The American Astronomical Society has awarded its top annual prize for young observational astronomers, the Newton Lacy Pierce Prize, to Ken Sembach, a research scientist in the Department of Physics and Astronomy in the Krieger School of Arts and Sciences.
The society gives the Pierce award to an astronomer who is 35 or younger and has made unusually significant contributions to astronomical research in the past five years. The awards committee selected Sembach for his research into clouds of gas on the outskirts of the Milky Way galaxy. Sembach has analyzed the composition and motion of these gases to help reveal new insights into the origin and evolutions of galaxies.
"One thing I'd like to make sure to point out is that this work was by no means done in isolation," Sembach says. "I've worked with many collaborators, and this award is reflective not only of my accomplishments but of what my collaborators and I have achieved together."
The award includes a small honorarium and an opportunity for the winner to present details of his research at one of the annual AAS meetings. Sembach has chosen to give his presentation at next winter's AAS meeting.
He says one of the nicest parts of receiving the award has been all the congratulatory e-mail and other messages he's received from colleagues delighted to hear the good news.
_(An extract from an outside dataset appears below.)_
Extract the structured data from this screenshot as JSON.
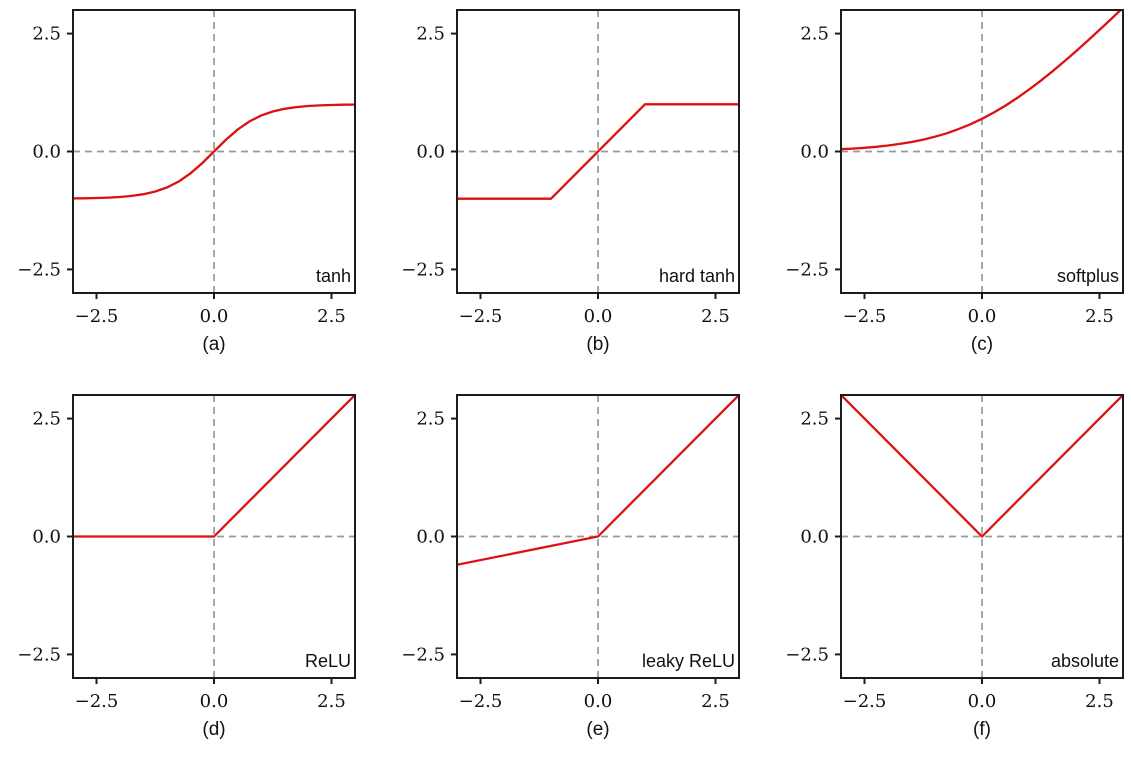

Sembach is far too modest to brag about the award, but his co-workers aren't hesitant to crow about what a remarkable honor he's won.
"Ken is one of those dynamic individuals who can juggle five balls in the air and still conduct an orchestra," says Bill Blair, an associate research professor who works with Sembach. "The fact that he has garnered such a prestigious science award for his personal research while carrying his functional load is a truly impressive accomplishment."
"The Pierce Prize is the most important prize awarded to a young observational astronomer in this country," says Warren Moos, professor of physics and astronomy. "It is a strong endorsement of the recipient's talents and research, and it marks him as a bright, promising star to watch as his career unfolds."
Sembach is the lead science coordinator and planner for the two largest projects under study by the Far Ultraviolet Spectroscopic Explorer, a NASA satellite observatory operated by Johns Hopkins. Moos is the principal investigator for FUSE.
Sembach was nominated for the Pierce Prize by Blair Savage, a professor of astronomy at the University of Wisconsin at Madison, who was his thesis advisor.
"Ken's work beautifully demonstrates the tremendous power of ultraviolet spectroscopy from orbiting space observatories for obtaining fundamental information about the physical state and distribution of the cold, warm and hot gas in regions of our galaxy up to 120,000 light-years from Earth," Savage says.
Sembach has studied the gases using orbiting spectrometers on both FUSE and the Hubble Space Telescope. Spectroscopy reveals the details of how light from distant stars and galaxies has changed after passing through the gas clouds. Sembach can then use those changes to infer important information about the makeup of the clouds and their motion.
"FUSE is giving us a new look at these clouds because for the first time we can see the real hot gas content of the clouds as well as the cold gas that's associated with the clouds," Sembach says. "From that data, we can get quite a nice handle on the composition and properties of the clouds."
The clouds can shed light both on the history of the Milky Way's evolution and on its future development.
"Ken's studies of these clouds of interstellar gas in the outer parts of the Milky Way are of great importance for understanding the physical processes that control the evolution of the gaseous matter in Milky Way," Savage says.